The Blog

  • February 15, 2006
  • Living by the sword

    In its short life, Salesforce.com has garnered more than its fair share of publicity thanks in no small measure to the activities of its founder, CEO, and chairman, Marc Benioff. Benioff may be the 21st century high technology answer to P.T. Barnum, a colorful figure in an industry that has more shades of grey personalities than Micky-D’s has ways of stacking burgers, buns, and lettuce.

    Who can forget Benioff’s marketing genius starting with innovations like the “no software” logo modeled on that of the movie “Ghost Busters”? And who can forget the direct challenge to Siebel Systems and the rest of the conventional software establishment with ads featuring a 9-year old writing at the blackboard a hundred times, “I will not let Siebel take my lunch money.” At the time, taking on the market leader was a breathtaking David and Goliath clash.

    Each challenge was backed up with product and rode a wave of discontent that fueled belief in the core message. Now Siebel is part of Oracle along with Peoplesoft and the establishment is regrouping. Salesforce.com is now challenging Microsoft, Oracle, and even IBM with its AppExchange which promises to radically alter the way people make enterprise software just as on demand computing first altered the way people use and pay for it.

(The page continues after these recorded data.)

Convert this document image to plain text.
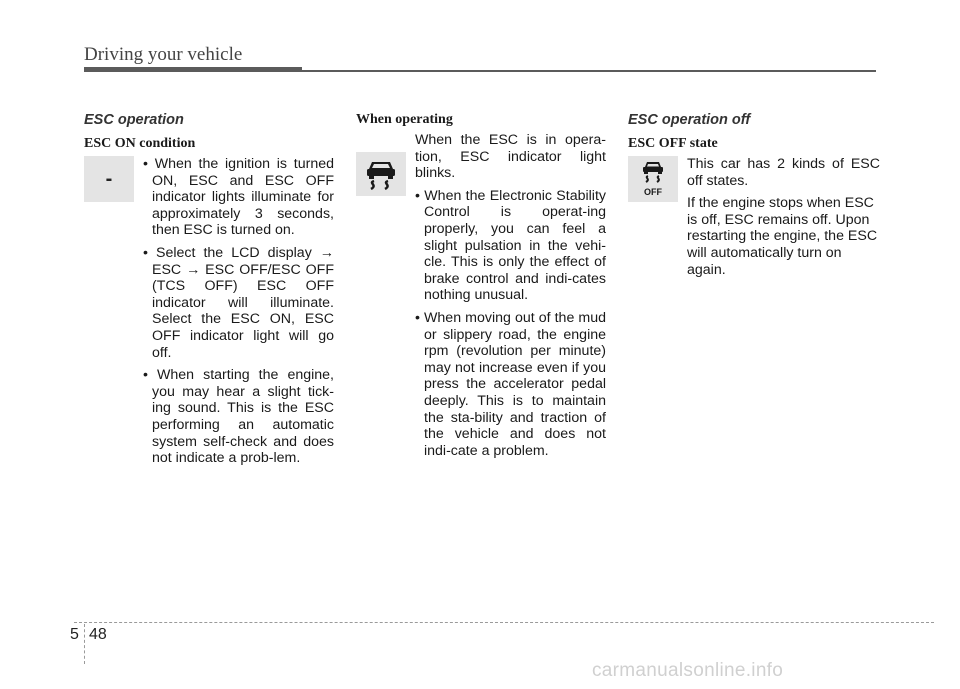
Driving your vehicle
ESC operation
ESC ON condition
-

• When the ignition is turned ON, ESC and ESC OFF indicator lights illuminate for approximately 3 seconds, then ESC is turned on.

• Select the LCD display → ESC → ESC OFF/ESC OFF (TCS OFF) ESC OFF indicator will illuminate. Select the ESC ON, ESC OFF indicator light will go off.

• When starting the engine, you may hear a slight tick-ing sound. This is the ESC performing an automatic system self-check and does not indicate a prob-lem.

When operating

When the ESC is in opera-tion, ESC indicator light blinks.

• When the Electronic Stability Control is operat-ing properly, you can feel a slight pulsation in the vehi-cle. This is only the effect of brake control and indi-cates nothing unusual.

• When moving out of the mud or slippery road, the engine rpm (revolution per minute) may not increase even if you press the accelerator pedal deeply. This is to maintain the sta-bility and traction of the vehicle and does not indi-cate a problem.

ESC operation off
ESC OFF state
OFF

This car has 2 kinds of ESC off states.

If the engine stops when ESC is off, ESC remains off. Upon restarting the engine, the ESC will automatically turn on again.

5 48
carmanualsonline.info
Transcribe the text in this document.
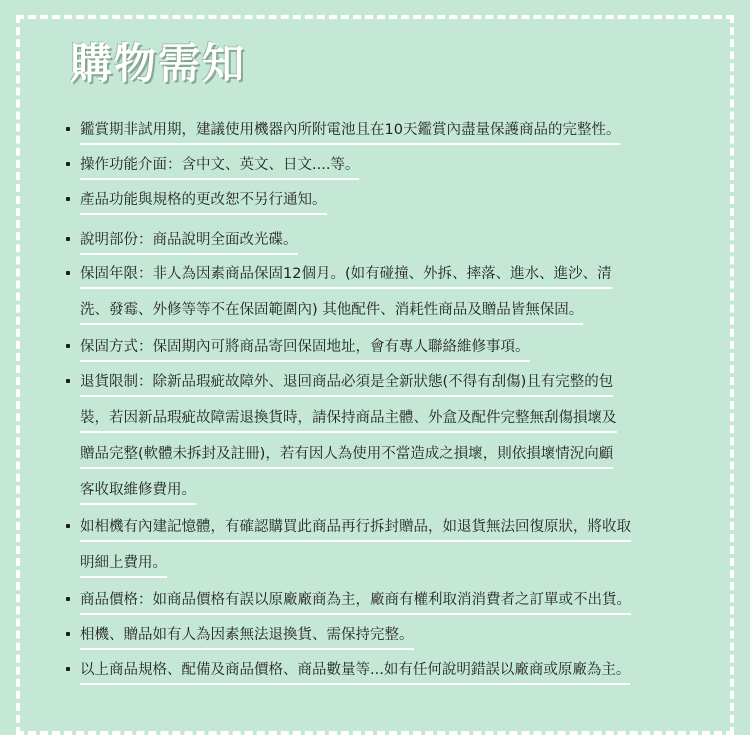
購物需知
鑑賞期非試用期，建議使用機器內所附電池且在10天鑑賞內盡量保護商品的完整性。
操作功能介面：含中文、英文、日文....等。
產品功能與規格的更改恕不另行通知。
說明部份：商品說明全面改光碟。
保固年限：非人為因素商品保固12個月。(如有碰撞、外拆、摔落、進水、進沙、清
洗、發霉、外修等等不在保固範圍內) 其他配件、消耗性商品及贈品皆無保固。
保固方式：保固期內可將商品寄回保固地址，會有專人聯絡維修事項。
退貨限制：除新品瑕疵故障外、退回商品必須是全新狀態(不得有刮傷)且有完整的包
裝，若因新品瑕疵故障需退換貨時，請保持商品主體、外盒及配件完整無刮傷損壞及
贈品完整(軟體未拆封及註冊)，若有因人為使用不當造成之損壞，則依損壞情況向顧
客收取維修費用。
如相機有內建記憶體，有確認購買此商品再行拆封贈品，如退貨無法回復原狀，將收取
明細上費用。
商品價格：如商品價格有誤以原廠廠商為主，廠商有權利取消消費者之訂單或不出貨。
相機、贈品如有人為因素無法退換貨、需保持完整。
以上商品規格、配備及商品價格、商品數量等...如有任何說明錯誤以廠商或原廠為主。
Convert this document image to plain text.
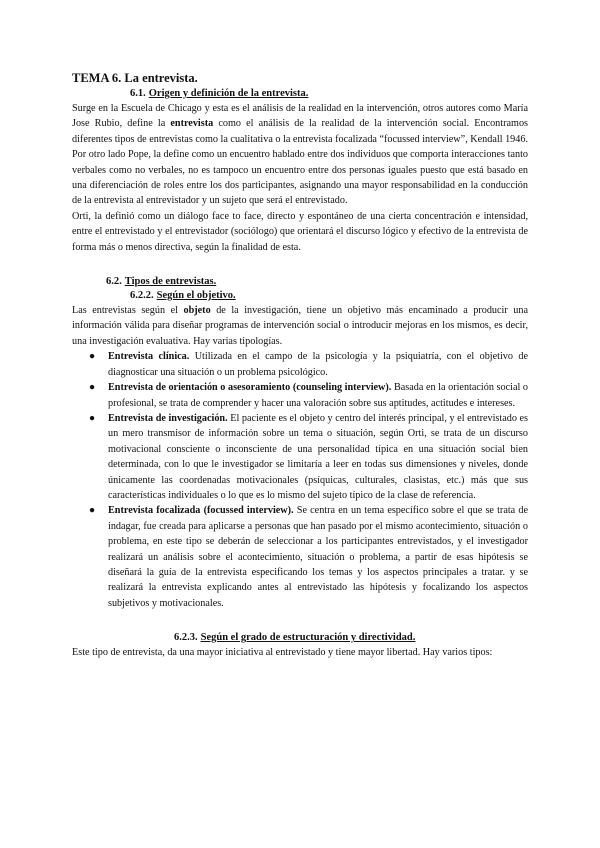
TEMA 6. La entrevista.
6.1. Origen y definición de la entrevista.

Surge en la Escuela de Chicago y esta es el análisis de la realidad en la intervención, otros autores como María Jose Rubio, define la entrevista como el análisis de la realidad de la intervención social. Encontramos diferentes tipos de entrevistas como la cualitativa o la entrevista focalizada “focussed interview”, Kendall 1946.

Por otro lado Pope, la define como un encuentro hablado entre dos individuos que comporta interacciones tanto verbales como no verbales, no es tampoco un encuentro entre dos personas iguales puesto que está basado en una diferenciación de roles entre los dos participantes, asignando una mayor responsabilidad en la conducción de la entrevista al entrevistador y un sujeto que será el entrevistado.

Orti, la definió como un diálogo face to face, directo y espontáneo de una cierta concentración e intensidad, entre el entrevistado y el entrevistador (sociólogo) que orientará el discurso lógico y efectivo de la entrevista de forma más o menos directiva, según la finalidad de esta.

6.2. Tipos de entrevistas.
6.2.2. Según el objetivo.

Las entrevistas según el objeto de la investigación, tiene un objetivo más encaminado a producir una información válida para diseñar programas de intervención social o introducir mejoras en los mismos, es decir, una investigación evaluativa. Hay varias tipologías.

● Entrevista clínica. Utilizada en el campo de la psicología y la psiquiatría, con el objetivo de diagnosticar una situación o un problema psicológico.
● Entrevista de orientación o asesoramiento (counseling interview). Basada en la orientación social o profesional, se trata de comprender y hacer una valoración sobre sus aptitudes, actitudes e intereses.
● Entrevista de investigación. El paciente es el objeto y centro del interés principal, y el entrevistado es un mero transmisor de información sobre un tema o situación, según Orti, se trata de un discurso motivacional consciente o inconsciente de una personalidad típica en una situación social bien determinada, con lo que le investigador se limitaría a leer en todas sus dimensiones y niveles, donde únicamente las coordenadas motivacionales (psíquicas, culturales, clasistas, etc.) más que sus características individuales o lo que es lo mismo del sujeto típico de la clase de referencia.
● Entrevista focalizada (focussed interview). Se centra en un tema específico sobre el que se trata de indagar, fue creada para aplicarse a personas que han pasado por el mismo acontecimiento, situación o problema, en este tipo se deberán de seleccionar a los participantes entrevistados, y el investigador realizará un análisis sobre el acontecimiento, situación o problema, a partir de esas hipótesis se diseñará la guía de la entrevista especificando los temas y los aspectos principales a tratar. y se realizará la entrevista explicando antes al entrevistado las hipótesis y focalizando los aspectos subjetivos y motivacionales.
6.2.3. Según el grado de estructuración y directividad.

Este tipo de entrevista, da una mayor iniciativa al entrevistado y tiene mayor libertad. Hay varios tipos:
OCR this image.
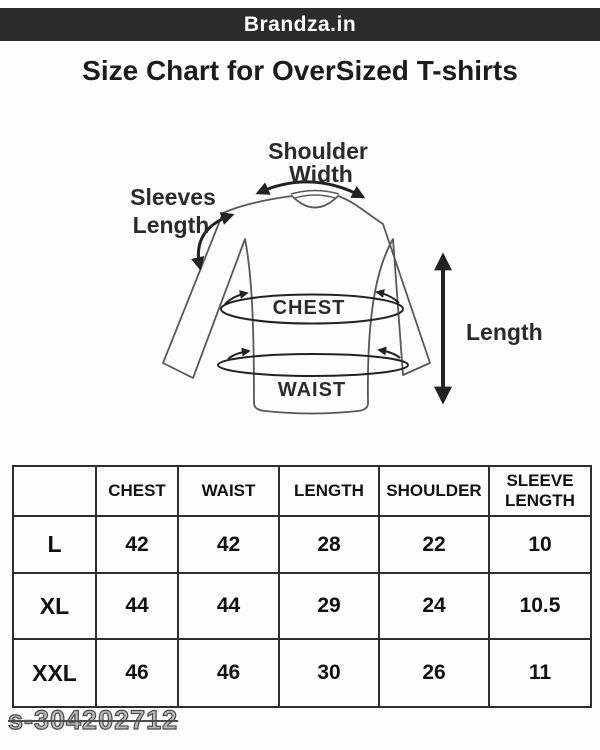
Brandza.in
Size Chart for OverSized T-shirts
Shoulder
Width
Sleeves
Length
CHEST
WAIST
Length
	CHEST	WAIST	LENGTH	SHOULDER	SLEEVE LENGTH
L	42	42	28	22	10
XL	44	44	29	24	10.5
XXL	46	46	30	26	11
s-304202712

    Drafting behind the leader

    For years the rest of the on demand market has been drafting behind Salesforce.com and Benioff’s marketing brilliance and Salesforce.com is now seen in some quarters as less David and more Goliath. The drafting is even taking a nasty turn. Salesnet, an on demand SFA company located in Boston, has been running a marketing campaign for several months that takes a page out of the Benioff play book. Using the same international symbol of a red circle with a slash through it to indicate “no” Salesnet started the “No Bull” campaign to position itself as the alternative to Salesforce.com.

    Prior to the campaign Salesnet had been in the doldrums along with anyone else who tried to gain market share against the Salesforce.com marketing machine, but the company now says it has traction. We don’t have to take Salesnet’s word for it, though, because it appears that Salesforce.com is getting aroused by the negative publicity that “No Bull” is causing.

    A few weeks ago, Salesnet CEO, Jonathan Tang, tells me the company received a phone call from Salesforce.com’s legal eagles informing them that the campaign was inaccurate and asking that they stop it. The campaign was based on separate data published in 2005 by Nucleus Research and Deutsche Bank, neither of which sang all the praises of Salesforce.com.

    In the best tradition of American business, Tang consulted his attorneys who basically told him he was simply publicizing published material from third parties and that if it was inaccurate those parties were the true objects of Salesforce.com’s objections.

    Lawyer up

    There are two things in life that I will never quite understand. I am cool with nuclear physics and pride myself that I can name all six quarks, I can converse about the particle and wave duality of light, and I can hold my own in literature, but I will always be stymied by the maneuverings of attorneys and people engaged in high finance.

    The parties have now entered what I call a “light” litigation phase in which each has filed declarations and motions in separate suits in their local jurisdictions designed to draw first blood and to cause opposing counsel to schlep across the continent to argue about the merits of “No Bull”. To the best of my understanding no one has been formally served yet, hence the “light” designation. I wonder if the Salesforce.com matter is about the facts of “No Bull” or simply a case alleging plagiarism.

    I suppose there was no possibility of ignoring the challenge for Salesforce.com. The company is intimately aware of what happened to Siebel when that company decided to treat its challenger with contempt by ignoring it. Still, according a challenger the status and respect implied by a law suit carries its own risks.

    Most competitors in the on demand SFA space take Salesforce.com to task in one way or another, usually over pricing or features – two useless undertakings. Salesforce.com has about half the market share of the on demand market. What will happen when the minions dividing up the other half of the pie discover that the way to fame and possible riches (or at least free publicity) lays in getting the big guy to mix it up with them?

    We looked on in wonder as Salesforce.com attacked Siebel and the latter company did not respond. Siebel was ultimately a victim of a poor economy and impatient investors, the Salesforce.com ads couldn’t have been a lot of fun to look at but in perspective they were only tangential to the company’s stagnation. I think Tom Siebel must have known that and factored it into his strategy to ignore the upstart.

    So now perhaps we’ll see what a more activist approach produces. Marketing messages are one thing and having product is another. I understand all that, but I still don’t understand lawyers and MBAs.